HOUSTON — Sidelined with mononucleosis since before UConn's game at South Florida on Feb. 16, junior Kaleena Mosqueda-Lewis is not with the team on its five-day trip to Texas.
But coach Geno Auriemma said Saturday that her scheduled checkup on Friday in Connecticut was encouraging.
"She is making great progress," Auriemma said. "We get back to Connecticut early Wednesday morning [after Tuesday night's game at SMU], and we will take another look at her on Thursday. If she looks good, then we can think about maybe getting her back out there. We may have to wait a little longer. But there certainly has been no setback. All of the information I received [from the doctors] was very good."
"I would say more encouraging than discouraging, for sure."
They Still Count
Auriemma's record at UConn is now 867-133. But in actuality, he really didn't coach in all of those 1,000 games, even though he gets credit for them in accordance with NCAA bookkeeping.
Auriemma missed the final regular season game and three games in the 1989 Big East tournament after being suspended for a scheduling error relating to a scrimmage that he had with Eastern Connecticut in 1988-89 that someone counted as a regular season game.
He also missed three games of the 1997 Big East tournament following the death of his father.
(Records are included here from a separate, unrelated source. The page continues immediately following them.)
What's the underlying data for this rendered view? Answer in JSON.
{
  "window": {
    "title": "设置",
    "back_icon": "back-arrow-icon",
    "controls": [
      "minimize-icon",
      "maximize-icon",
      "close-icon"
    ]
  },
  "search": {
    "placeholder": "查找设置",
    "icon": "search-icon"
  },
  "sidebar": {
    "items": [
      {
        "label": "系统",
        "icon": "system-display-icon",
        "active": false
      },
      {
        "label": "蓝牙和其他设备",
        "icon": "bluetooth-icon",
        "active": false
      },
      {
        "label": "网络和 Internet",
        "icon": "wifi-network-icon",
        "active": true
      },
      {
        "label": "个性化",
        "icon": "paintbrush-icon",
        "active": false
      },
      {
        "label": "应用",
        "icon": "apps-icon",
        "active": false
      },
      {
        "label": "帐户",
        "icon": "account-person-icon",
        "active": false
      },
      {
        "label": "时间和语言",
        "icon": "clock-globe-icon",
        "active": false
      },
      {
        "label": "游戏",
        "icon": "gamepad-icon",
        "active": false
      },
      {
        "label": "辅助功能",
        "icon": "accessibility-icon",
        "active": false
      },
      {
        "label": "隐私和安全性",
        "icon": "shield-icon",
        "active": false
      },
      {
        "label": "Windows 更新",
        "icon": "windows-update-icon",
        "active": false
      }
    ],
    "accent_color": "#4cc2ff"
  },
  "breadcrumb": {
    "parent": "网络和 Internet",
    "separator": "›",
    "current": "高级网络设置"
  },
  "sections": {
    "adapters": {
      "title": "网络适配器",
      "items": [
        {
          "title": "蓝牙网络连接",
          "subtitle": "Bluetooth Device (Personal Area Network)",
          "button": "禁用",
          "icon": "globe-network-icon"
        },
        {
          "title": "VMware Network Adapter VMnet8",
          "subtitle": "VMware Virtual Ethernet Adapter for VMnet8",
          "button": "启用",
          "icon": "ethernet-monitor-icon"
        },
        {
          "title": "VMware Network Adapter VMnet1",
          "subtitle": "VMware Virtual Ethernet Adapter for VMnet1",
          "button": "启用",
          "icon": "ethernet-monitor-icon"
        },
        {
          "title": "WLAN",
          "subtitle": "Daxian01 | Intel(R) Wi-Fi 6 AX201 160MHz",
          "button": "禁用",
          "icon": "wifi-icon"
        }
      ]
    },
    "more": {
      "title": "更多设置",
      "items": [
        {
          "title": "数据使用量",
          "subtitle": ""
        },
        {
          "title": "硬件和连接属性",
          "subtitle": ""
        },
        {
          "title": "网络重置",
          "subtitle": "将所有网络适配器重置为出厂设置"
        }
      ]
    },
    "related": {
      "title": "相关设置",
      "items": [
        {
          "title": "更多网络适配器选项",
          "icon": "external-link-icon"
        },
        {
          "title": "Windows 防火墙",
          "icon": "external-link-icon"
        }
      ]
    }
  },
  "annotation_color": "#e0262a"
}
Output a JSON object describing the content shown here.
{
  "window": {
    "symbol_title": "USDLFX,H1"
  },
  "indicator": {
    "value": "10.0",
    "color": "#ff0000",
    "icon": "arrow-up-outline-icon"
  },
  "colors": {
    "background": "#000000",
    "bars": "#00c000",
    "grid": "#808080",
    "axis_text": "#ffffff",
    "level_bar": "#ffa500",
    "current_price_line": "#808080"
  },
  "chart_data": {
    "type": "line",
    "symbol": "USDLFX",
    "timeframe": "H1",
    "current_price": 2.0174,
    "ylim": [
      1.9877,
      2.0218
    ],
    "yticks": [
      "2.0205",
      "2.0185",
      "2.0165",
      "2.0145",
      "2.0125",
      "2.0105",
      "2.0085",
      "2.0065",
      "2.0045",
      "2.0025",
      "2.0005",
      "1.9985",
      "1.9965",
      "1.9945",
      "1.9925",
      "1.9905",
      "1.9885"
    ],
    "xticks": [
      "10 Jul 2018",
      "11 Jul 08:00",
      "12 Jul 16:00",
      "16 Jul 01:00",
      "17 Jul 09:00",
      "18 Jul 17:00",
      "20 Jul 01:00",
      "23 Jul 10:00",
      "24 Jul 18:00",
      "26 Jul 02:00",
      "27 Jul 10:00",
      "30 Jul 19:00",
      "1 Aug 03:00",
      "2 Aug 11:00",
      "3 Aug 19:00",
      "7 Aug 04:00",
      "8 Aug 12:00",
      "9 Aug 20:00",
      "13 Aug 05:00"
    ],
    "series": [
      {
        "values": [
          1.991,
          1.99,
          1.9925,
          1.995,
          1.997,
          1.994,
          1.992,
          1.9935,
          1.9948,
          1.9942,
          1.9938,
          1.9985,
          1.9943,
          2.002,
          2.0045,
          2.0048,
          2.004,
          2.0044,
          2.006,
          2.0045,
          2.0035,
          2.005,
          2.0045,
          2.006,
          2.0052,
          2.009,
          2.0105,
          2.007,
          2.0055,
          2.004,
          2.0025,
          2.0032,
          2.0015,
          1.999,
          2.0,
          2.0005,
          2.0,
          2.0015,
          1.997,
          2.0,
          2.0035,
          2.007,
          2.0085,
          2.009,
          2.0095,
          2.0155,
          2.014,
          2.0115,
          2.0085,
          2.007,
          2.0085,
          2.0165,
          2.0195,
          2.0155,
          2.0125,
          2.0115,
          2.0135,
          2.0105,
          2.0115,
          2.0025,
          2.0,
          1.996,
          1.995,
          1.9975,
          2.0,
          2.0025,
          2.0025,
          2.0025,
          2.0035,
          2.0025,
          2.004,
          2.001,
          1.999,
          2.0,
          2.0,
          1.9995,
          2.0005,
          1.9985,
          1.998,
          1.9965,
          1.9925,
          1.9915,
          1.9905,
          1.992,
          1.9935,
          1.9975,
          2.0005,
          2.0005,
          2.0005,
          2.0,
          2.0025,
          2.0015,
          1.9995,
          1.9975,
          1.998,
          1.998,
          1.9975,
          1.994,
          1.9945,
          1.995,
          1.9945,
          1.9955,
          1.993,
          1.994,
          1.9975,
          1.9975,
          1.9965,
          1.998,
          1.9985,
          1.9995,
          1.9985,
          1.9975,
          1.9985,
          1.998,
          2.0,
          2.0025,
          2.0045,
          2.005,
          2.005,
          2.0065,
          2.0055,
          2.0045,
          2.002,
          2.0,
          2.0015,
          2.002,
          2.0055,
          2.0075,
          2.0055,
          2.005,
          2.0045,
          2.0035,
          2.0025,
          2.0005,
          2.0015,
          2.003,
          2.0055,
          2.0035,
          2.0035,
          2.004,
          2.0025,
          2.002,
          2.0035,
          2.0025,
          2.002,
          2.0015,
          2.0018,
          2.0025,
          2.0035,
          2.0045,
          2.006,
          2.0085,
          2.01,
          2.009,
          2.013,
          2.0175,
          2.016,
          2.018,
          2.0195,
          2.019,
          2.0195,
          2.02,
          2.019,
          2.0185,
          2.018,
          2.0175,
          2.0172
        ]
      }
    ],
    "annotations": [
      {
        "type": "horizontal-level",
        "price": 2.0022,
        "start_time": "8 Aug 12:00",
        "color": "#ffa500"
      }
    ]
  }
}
Chris Dailey guided UConn to those victories.
The Seventh-Inning Stretch
Here's one last Auriemma story from DePaul coach Doug Bruno, perhaps his closest friend in the coaching world and his trusted assistant on the 2010 World Championship and 2012 Olympic coaching staff.
"Geno called to inform me he has been invited to sing 'Take Me Out To The Ballgame' during the seventh-inning stretch at Wrigley Field in the spring of 2002," Bruno said. "Geno had just completed a great run [to the national championship] with easily his best UConn team up until that time — and many believe of all time. He decided to make it a father/son field trip to Chicago with his son Michael, who was about 12 years old at the time and very much into baseball.
"Dave Leitao [the former UConn men's assistant coach] had just been hired by DePaul [as head coach], so the night before the Cubs game we were all able to have a fun reunion/welcome dinner with Dave, Geno, Michael and me at a great Italian restaurant, Sorriso, located on the Chicago River.
"The next day at Wrigley was vintage Geno. When you sing at Wrigley, it is really not at all about how well you sing. You are allowed to say one short sentence before you begin. So Geno, in only the way Geno can, deadpanned from the press box to 40,000 Cubs fans below says, 'Doesn't anybody in this town work?'
"With that simple line, he got 40,000 baseball fans fired up to sing like you had never heard before. These Chicago baseball nuts sang so loud because they were all so proud to be not working that you never even heard Geno sing."
Bria Hartley scored 24 points Saturday to increase her career total to 1,802 to pass Tiffany Hayes into 10th place all-time at UConn. … Stefanie Dolson added another nine rebounds to boost her career total to 985. She is attempting to become just the fifth player in program history to reach 1,000. … If the Huskies beat SMU on Tuesday, their 35th straight win will equal the third-longest in program history, established from Nov. 26, 1994 to April 2, 1995 — the entire span of its first national championship season. .. The Huskies are almost certain to break their single-season record for blocked shots (250) set in 1994-95. They had another eight Saturday and now have 242 this season. … UConn had 20 assists. It went into the game averaging 22.3. The program record for a season is 21.7 set in 2001-02. … UConn went into the game having trailed for just 30:25 of the 1,120 minutes it has played. … The Huskies shot a season-high 64 percent (32-for-50) from the field.